Narrator Marlow speculates about what Kurtz must have experienced and imagines his likely madness. He reflects on the various aspects of darkness and solitude he himself is immersed in as he heads into the heart of darkness.
Metaphorically speaking to his readers, involved in daily life back in European civilization, Marlow asks:
You can’t understand. How could you? – with solid pavement under your feet, surrounded by kind neighbors ready to cheer you or to fall on you, stepping delicately between the butcher and the policeman, in the holy terror of scandal and gallows and lunatic asylums -how can you imagine what particular region of the first ages a man’s untrammeled feet may take him into by the way of solitude – utter solitude without a policeman – by the way of silence – utter silence, where no warning voice of a kind neighbor can be heard whispering of public opinion? These little things make all the great difference. When they are gone you must fall back upon your own innate strength, upon your own capacity for faithfulness. …

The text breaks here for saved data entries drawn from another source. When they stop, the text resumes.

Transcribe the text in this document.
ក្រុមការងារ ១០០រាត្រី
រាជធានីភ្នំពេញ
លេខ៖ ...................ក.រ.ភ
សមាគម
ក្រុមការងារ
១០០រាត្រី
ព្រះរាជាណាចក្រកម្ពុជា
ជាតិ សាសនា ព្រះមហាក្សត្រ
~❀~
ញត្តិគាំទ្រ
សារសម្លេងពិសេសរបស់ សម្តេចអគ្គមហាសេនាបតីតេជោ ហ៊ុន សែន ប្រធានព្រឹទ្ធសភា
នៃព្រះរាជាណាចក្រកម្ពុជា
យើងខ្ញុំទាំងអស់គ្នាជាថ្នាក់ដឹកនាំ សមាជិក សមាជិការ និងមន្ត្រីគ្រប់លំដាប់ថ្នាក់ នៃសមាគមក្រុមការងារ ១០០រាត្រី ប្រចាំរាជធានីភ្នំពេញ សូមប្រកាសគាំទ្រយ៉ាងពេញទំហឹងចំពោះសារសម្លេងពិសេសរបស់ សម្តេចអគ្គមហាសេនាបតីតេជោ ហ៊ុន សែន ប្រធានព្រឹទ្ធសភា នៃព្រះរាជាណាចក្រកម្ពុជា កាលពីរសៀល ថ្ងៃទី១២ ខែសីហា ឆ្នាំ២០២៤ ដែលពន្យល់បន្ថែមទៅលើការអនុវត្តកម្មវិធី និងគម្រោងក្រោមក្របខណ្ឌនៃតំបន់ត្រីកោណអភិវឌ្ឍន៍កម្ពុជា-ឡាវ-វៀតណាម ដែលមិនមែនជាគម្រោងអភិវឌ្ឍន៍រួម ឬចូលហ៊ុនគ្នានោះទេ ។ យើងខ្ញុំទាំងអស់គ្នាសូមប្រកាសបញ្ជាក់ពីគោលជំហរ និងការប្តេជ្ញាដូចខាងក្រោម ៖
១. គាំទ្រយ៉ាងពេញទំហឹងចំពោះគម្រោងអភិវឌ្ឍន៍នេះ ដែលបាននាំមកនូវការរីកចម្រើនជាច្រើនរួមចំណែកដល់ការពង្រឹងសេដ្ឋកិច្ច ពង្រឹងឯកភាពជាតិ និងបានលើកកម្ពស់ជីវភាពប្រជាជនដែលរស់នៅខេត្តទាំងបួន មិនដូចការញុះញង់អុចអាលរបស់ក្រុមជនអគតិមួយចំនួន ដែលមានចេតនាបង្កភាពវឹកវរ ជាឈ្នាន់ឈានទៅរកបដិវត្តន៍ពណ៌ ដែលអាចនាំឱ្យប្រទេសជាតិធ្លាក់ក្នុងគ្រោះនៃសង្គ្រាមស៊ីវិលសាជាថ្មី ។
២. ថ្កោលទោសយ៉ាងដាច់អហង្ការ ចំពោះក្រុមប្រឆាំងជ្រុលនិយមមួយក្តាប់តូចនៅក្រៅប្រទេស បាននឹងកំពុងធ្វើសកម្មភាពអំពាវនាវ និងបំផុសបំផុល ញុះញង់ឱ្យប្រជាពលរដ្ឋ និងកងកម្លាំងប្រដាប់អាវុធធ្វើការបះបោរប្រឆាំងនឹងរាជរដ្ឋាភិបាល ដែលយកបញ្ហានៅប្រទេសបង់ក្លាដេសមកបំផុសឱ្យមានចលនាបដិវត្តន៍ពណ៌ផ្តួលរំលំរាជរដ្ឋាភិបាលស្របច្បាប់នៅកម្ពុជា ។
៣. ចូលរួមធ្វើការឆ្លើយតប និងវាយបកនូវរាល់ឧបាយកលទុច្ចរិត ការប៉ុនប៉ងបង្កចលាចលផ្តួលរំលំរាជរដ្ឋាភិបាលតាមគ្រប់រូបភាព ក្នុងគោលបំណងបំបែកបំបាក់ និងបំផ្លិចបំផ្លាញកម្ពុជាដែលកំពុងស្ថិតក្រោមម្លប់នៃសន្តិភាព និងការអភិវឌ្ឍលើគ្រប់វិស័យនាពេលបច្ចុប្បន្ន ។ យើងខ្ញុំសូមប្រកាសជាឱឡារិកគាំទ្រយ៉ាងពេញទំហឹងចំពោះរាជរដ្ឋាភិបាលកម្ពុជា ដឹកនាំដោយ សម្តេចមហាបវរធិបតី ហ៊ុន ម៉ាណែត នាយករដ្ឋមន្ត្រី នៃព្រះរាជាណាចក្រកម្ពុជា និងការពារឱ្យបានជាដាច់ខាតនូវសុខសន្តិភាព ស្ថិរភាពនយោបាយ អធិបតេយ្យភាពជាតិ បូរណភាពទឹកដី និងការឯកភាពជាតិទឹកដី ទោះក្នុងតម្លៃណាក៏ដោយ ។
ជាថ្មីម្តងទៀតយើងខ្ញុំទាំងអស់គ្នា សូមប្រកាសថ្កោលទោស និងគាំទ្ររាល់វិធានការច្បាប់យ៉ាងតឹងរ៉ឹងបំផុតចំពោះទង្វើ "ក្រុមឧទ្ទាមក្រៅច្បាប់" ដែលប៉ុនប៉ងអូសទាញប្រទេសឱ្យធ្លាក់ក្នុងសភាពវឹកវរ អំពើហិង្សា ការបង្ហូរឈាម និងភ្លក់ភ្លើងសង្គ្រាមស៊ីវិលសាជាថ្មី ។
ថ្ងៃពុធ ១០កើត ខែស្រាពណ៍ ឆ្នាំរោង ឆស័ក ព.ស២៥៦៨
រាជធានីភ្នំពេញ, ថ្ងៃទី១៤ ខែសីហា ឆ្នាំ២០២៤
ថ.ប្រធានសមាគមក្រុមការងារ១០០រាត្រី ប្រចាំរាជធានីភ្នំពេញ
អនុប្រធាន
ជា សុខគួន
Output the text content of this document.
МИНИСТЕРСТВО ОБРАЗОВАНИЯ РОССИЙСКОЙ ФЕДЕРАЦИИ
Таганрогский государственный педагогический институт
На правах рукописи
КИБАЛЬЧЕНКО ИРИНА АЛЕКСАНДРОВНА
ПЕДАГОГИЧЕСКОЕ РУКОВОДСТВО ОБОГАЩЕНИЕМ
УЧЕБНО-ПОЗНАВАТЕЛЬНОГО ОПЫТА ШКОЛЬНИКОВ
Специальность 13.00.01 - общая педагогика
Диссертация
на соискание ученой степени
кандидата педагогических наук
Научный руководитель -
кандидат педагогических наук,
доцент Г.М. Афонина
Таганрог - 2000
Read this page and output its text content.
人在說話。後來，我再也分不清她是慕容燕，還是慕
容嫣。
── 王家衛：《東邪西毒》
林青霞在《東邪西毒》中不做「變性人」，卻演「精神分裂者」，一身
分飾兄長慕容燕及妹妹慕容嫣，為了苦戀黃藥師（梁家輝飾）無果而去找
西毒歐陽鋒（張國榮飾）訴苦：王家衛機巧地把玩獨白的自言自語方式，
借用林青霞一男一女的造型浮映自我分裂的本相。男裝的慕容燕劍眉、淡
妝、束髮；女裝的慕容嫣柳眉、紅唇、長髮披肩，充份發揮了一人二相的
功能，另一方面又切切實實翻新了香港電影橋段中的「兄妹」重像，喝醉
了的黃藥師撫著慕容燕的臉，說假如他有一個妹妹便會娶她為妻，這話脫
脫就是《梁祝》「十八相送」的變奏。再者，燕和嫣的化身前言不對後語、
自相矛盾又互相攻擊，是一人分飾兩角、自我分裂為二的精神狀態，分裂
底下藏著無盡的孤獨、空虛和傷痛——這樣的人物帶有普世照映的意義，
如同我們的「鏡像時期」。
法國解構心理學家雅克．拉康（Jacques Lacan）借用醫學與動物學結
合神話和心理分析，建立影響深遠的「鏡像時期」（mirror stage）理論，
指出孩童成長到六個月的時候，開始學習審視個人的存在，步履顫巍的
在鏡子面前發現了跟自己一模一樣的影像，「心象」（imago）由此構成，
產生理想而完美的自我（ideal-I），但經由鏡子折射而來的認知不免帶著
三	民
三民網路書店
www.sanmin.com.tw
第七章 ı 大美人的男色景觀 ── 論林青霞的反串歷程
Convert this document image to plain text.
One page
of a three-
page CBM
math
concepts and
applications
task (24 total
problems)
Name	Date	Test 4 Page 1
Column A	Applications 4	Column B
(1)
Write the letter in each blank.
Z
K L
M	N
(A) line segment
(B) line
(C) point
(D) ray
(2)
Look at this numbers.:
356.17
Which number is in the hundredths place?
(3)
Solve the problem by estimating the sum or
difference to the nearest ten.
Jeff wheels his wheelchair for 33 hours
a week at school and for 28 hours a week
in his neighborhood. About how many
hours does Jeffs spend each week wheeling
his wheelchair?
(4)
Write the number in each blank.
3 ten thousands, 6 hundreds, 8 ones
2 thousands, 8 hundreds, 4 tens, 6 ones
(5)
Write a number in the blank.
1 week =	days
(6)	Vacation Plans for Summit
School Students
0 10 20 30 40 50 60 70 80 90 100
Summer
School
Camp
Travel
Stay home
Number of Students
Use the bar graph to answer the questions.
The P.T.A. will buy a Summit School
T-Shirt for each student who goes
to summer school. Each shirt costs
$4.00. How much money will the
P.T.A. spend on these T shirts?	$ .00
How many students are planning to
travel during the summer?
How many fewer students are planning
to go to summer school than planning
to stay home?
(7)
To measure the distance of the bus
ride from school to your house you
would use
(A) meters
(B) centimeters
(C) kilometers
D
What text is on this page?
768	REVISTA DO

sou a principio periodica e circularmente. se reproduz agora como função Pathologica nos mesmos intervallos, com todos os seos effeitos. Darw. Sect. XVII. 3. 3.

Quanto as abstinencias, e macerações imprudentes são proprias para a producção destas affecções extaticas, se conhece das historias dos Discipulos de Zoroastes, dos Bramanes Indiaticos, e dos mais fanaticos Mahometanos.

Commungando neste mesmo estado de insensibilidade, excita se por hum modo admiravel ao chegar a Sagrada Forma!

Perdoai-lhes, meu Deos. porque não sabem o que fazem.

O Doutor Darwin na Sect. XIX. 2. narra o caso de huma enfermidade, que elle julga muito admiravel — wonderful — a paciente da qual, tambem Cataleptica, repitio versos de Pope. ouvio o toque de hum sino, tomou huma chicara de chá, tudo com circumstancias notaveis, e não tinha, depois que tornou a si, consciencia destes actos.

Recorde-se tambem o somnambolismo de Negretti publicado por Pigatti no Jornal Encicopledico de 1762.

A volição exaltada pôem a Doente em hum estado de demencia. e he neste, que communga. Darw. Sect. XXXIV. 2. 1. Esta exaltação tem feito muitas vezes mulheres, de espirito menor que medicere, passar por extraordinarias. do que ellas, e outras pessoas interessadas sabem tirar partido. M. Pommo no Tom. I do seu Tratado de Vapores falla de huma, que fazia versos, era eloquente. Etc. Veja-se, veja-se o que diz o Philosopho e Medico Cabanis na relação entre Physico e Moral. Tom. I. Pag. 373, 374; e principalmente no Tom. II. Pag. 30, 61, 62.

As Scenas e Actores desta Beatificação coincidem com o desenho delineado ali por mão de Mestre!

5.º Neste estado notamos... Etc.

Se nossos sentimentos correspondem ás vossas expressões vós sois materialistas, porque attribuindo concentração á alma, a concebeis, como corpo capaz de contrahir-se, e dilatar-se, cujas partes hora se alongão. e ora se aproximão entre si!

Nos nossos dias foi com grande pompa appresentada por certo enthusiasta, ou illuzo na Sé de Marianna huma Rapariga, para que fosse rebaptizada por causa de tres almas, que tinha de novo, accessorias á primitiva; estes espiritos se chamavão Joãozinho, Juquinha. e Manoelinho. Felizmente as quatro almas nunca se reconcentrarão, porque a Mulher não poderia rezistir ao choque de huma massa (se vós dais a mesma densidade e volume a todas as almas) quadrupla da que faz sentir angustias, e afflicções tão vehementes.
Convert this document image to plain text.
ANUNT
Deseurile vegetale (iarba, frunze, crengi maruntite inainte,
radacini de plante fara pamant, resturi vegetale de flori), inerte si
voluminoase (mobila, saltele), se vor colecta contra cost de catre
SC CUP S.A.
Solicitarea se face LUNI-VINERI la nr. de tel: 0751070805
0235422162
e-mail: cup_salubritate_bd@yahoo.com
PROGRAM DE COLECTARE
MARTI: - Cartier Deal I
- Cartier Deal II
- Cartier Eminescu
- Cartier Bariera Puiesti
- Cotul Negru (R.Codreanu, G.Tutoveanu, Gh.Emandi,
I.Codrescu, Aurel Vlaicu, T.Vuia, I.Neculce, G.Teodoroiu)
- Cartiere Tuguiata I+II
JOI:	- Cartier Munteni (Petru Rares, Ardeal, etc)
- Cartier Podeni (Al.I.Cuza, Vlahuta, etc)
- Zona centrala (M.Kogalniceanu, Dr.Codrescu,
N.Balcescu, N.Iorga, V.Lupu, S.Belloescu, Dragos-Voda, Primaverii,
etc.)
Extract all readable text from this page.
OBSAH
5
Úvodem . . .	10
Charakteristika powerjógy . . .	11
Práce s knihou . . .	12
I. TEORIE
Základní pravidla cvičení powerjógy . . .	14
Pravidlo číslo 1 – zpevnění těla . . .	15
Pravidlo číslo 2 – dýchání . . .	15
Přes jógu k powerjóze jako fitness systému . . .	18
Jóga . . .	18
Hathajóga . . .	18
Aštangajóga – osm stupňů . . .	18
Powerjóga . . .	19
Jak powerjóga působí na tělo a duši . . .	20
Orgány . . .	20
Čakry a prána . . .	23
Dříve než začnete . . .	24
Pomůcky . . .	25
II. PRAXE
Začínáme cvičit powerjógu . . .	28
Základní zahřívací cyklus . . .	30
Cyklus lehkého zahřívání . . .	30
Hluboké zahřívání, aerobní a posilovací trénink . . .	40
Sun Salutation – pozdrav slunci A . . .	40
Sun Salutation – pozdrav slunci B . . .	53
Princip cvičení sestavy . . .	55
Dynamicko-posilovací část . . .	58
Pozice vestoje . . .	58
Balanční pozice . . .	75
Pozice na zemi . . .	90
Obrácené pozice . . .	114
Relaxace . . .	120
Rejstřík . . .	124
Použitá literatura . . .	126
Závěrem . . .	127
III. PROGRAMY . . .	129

After noting that there are two extreme types of people: at one end of the spectrum, “fools” too dull to know that they are being “assaulted by the powers of darkness” and at the other “exalted creatures” that are “altogether deaf and blind to anything but heavenly sights and sounds“.
Marlow surmises that most of us are somewhere in between the blind fools and the exalted ones:
The earth for us is a place to live in, where we must put up with sights, with sounds, with smells, too, by Jove! – breathe dead hippos so to speak, and not be contaminated. And there don’t you see? your strength comes in, the faith in your ability for the digging of unostentatious holes to bury the stuff in – your power of devotion, not to yourself, but to an obscure, backbreaking business.
Well, I’ve about lost patience – or strength – to dig the holes to bury all the dead hippo I’ve been smelling lately. I’ve got no more devotion to that backbreaking business.
I’ve been smelling the rotting flesh of a dying Empire (consider this and this, * and especially this for starters)
Chris Hedges’ captures my spirit in his column today:
It would have been far, far better for the thousands of activists who descended on Paris for the climate summit to instead go to a sacrifice zone such as Parras’ neighborhood and, in waves of 50 or 100, day after day, block the rail lines and service roads to shut down refineries before being taken to jail. That is the only form of mass mobilization with any chance of success.
[…]
The 21 international climate summits that have been held over the decades have produced nothing but empty rhetoric, false promises and rising carbon emissions. Paris was no different. We must physically obstruct the extraction, transportation and refining of fossil fuels or face extinction. Those who worship before the idols of profit will use every tool at their disposal, including violence, to crush us. This is a war waged between the forces of life and the forces of death. It is a war that requires us, in every way possible, to deny to these industries the profits used to justify gaiacide. It is a war we must not lose.
Sign me up.
The holes to bury the dead hippo are all filled up. And my back is broken from digging those holes.